Speaking at a virtual Congressional Hispanic Caucus meeting last week, a global health expert warned that the Coronavirus is causing “the historic decimation” of the Latino community, ravaging generations of loved ones in Hispanic families.
To illustrate his point, Dr. Peter Hotez, dean of Tropical Medicine at the Baylor College of Medicine in Houston, read off descriptions of people who died on Aug. 13 in Houston alone.
“Hispanic male, Hispanic male, Hispanic male, black male, Hispanic male, black male, Hispanic male, Hispanic female, black female, black male, Hispanic, Hispanic, Hispanic, Hispanic, Hispanic, Hispanic” Hotez said, adding that many are people in their 40s, 50s and 60s.

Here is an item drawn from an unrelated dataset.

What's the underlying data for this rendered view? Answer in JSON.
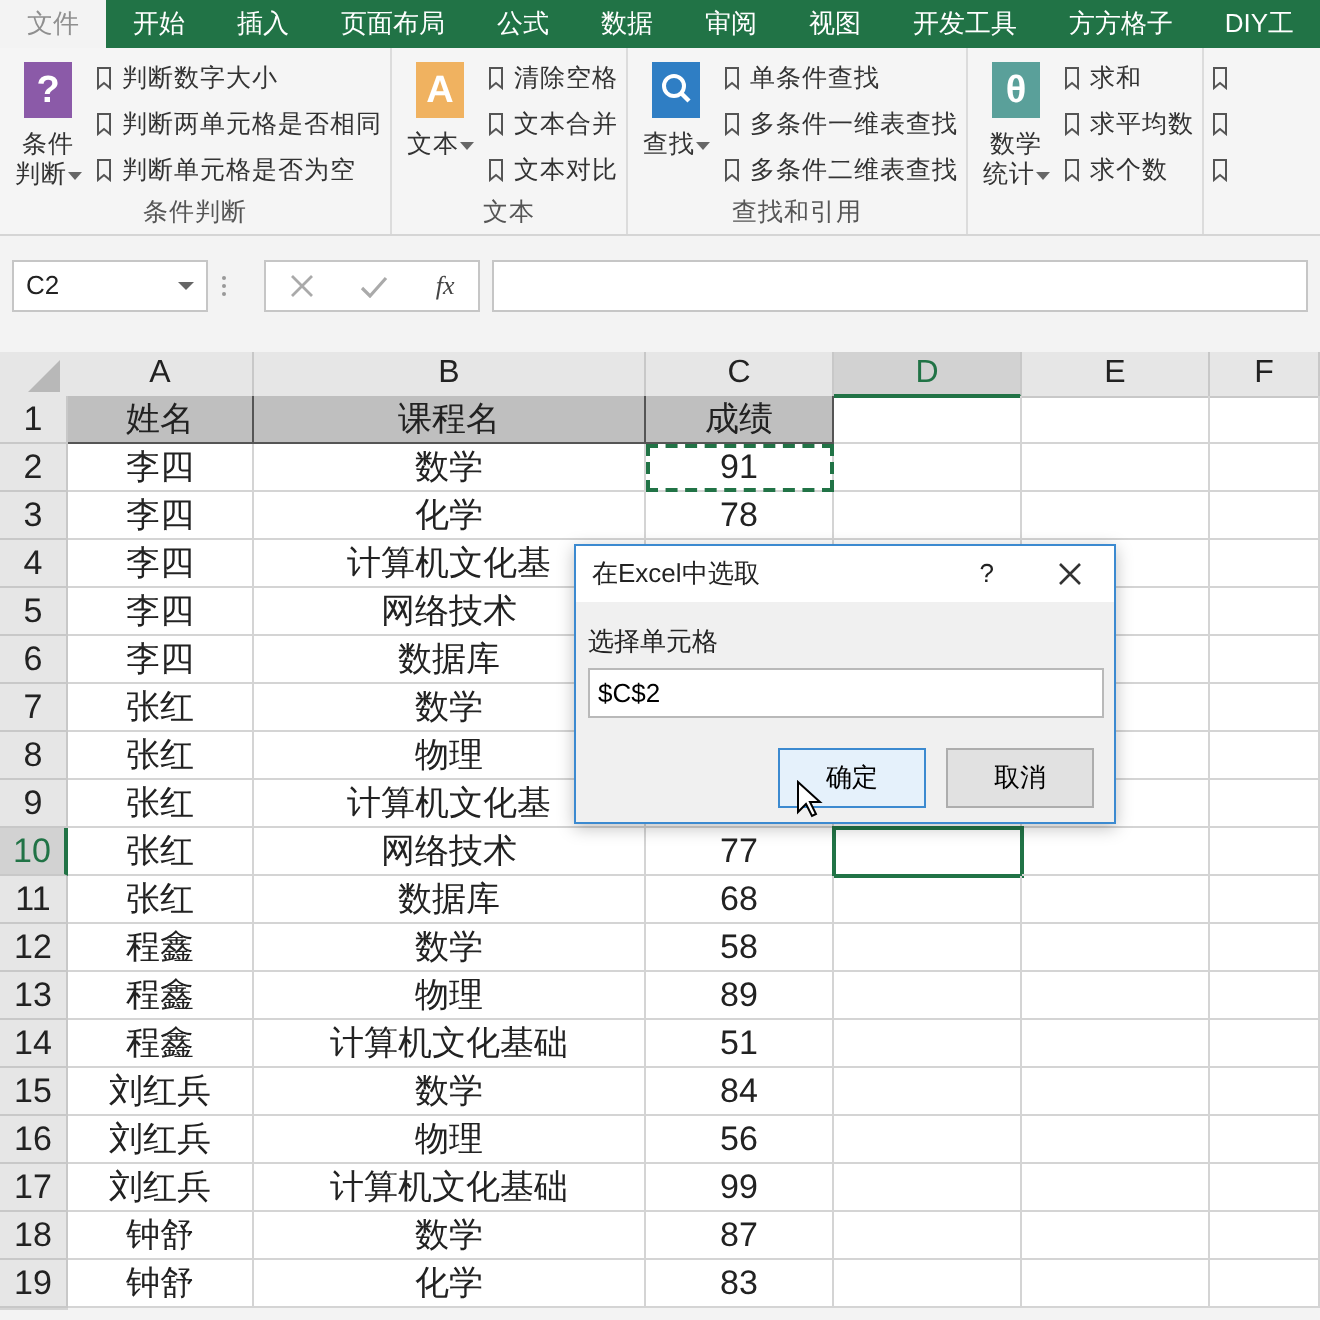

“This virus is taking away a whole generation of mothers and fathers and brothers and sisters, you know, who are young kids, teenage kids. And it occurred to me that what we’re seeing really is the historic decimation among the Hispanic community by the virus,” he said.
Dr. Anthony Fauci – a popular figure in the fight against Coronavirus – has also raised the alarm.
The nation’s leading infectious disease expert, Dr. Anthony Fauci, gave a recent update on the impact on the Latino community. He pointed out that hospitalizations among Latinos 359 per 100,000 compared to 78 in whites. Deaths related to Covid-19 are 61 per 100,000 in the Latino population compared to 40 in whites, and Latinos represent 45 percent of deaths of people younger than 21, Fauci said.
Fauci said the country can begin to address this “extraordinary problem” now by making sure the community gets adequate testing and immediate access to care. But he said this is not a one-shot resolution.
“This must now reset and re-shine a light on this disparity related to social determinants of health that are experienced by the Latinx community — the fact that they have a higher incidence of co-morbidities, which put you at risk,” Fauci said.
Fauci also urged the Latino congressional members on the call to get their Latino constituents to consider enrolling in vaccination trials so they can be proven to be safe in everyone, including African Americans and Latinos.
“We need to get a diverse representation of the population in the clinical trials,” he said.